Lawyers are increasingly meeting individual clients and corporate-client employees in restaurants, coffee shops, and bars. And this phenomenon is not limited to solo practitioners who use the local Starbucks as an office. Firm-based lawyers more often interview a client’s employee or consultant over lunch rather than in their offices. And in-house lawyers discuss confidential information with corporate employees in the company café.
A key component to the corporate attorney–client privilege is that lawyer–client conversations occur in a confidential setting. In a recent Oregon case, a lawyer escaped privilege waiver for a meeting held in a restaurant, but only after having to prove that the tables around him were empty and that no one overhead the conversation. While this was a privilege win, it should give lawyers pause about their client-meeting locations. MacFarlane v. Fivespice, LLC, 2017 WL 1758052 (D. Ore. May 4, 2017). You may read this decision here.
A former server at Café Murrayhill in Beaverton, Oregon filed a retaliation suit against the café. The café’s lawyer met with the executive chef—at the restaurant. Seems reasonable enough, but the meeting occurred in a restaurant booth and not in a private meeting room.
The server’s lawyer moved to require the chef to disclose the conversation, arguing that the privilege did not apply because the meeting occurred in non-confidential, public setting.
Proof of Confidentiality
To counter the privilege-waiver argument, the café filed its general manager’s declaration, which you may read here. The GM said that, while the meeting occurred in a restaurant booth, there “were not many people in the restaurant.” The booth was “ten feet away from any occupied tables” and the lawyer and chef did not raise their voices. According to the GM, “no one was within earshot” of the conversation.

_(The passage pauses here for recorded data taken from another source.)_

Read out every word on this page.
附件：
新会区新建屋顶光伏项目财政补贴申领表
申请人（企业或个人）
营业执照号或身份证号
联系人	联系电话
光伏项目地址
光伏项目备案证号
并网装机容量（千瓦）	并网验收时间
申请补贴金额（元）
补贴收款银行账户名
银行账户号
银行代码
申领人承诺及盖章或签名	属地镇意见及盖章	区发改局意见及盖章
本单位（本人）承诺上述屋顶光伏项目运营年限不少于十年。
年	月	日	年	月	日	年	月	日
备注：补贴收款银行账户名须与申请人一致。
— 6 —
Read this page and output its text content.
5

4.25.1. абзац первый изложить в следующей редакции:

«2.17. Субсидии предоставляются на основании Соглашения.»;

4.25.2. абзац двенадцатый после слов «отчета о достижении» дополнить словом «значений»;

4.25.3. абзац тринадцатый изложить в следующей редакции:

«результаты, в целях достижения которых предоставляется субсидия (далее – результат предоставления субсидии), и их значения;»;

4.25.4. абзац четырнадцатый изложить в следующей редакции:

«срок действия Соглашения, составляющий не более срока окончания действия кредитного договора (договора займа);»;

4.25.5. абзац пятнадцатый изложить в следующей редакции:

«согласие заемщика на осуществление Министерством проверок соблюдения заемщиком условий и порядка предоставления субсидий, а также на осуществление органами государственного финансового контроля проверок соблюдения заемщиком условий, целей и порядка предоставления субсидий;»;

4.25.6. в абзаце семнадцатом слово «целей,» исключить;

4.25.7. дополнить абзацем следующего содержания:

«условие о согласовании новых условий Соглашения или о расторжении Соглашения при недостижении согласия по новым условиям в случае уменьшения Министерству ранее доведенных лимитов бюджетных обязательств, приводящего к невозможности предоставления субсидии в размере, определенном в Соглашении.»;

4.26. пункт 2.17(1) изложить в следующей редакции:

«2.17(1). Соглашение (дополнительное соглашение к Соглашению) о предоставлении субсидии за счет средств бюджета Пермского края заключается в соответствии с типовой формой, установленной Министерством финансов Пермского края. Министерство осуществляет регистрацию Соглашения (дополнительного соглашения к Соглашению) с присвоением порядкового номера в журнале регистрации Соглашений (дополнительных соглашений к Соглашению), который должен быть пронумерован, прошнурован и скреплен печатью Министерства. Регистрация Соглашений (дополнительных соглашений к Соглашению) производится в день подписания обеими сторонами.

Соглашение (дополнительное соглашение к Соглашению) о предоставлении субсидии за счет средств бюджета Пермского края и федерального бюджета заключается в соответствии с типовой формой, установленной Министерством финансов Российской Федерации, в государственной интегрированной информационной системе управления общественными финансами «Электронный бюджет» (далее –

Interestingly, the GM stated that the café contained a back office, but it had no windows and that, if he closed the office door, “someone could stand outside of the office and eavesdrop on a conversation in the office” So, rather than meeting in the back office out of an eavesdropping fear, they met in the main area of the restaurant?
The court accepted the GM’s attestations, and held that meeting in a restaurant booth in this manner “was a sufficiently confidential setting for maintaining the attorney–client privilege.”
The café and its lawyer survived this privilege challenge, and the GM’s declaration provides a good roadmap if one ever challenges the privilege of your restaurant-based conversations. But the greater lesson is that lawyers must not assume that meetings in restaurants, coffee shops, and other public settings are confidential.
Just like elevator conversations, these conversations are subject to intentional or unintentional eavesdropping. The confidentiality requirement to sustain the attorney–client privilege is an indispensable one, and lawyers should look for private meeting space to lessen the chances of privilege-waiver challenge. Lawyers beware.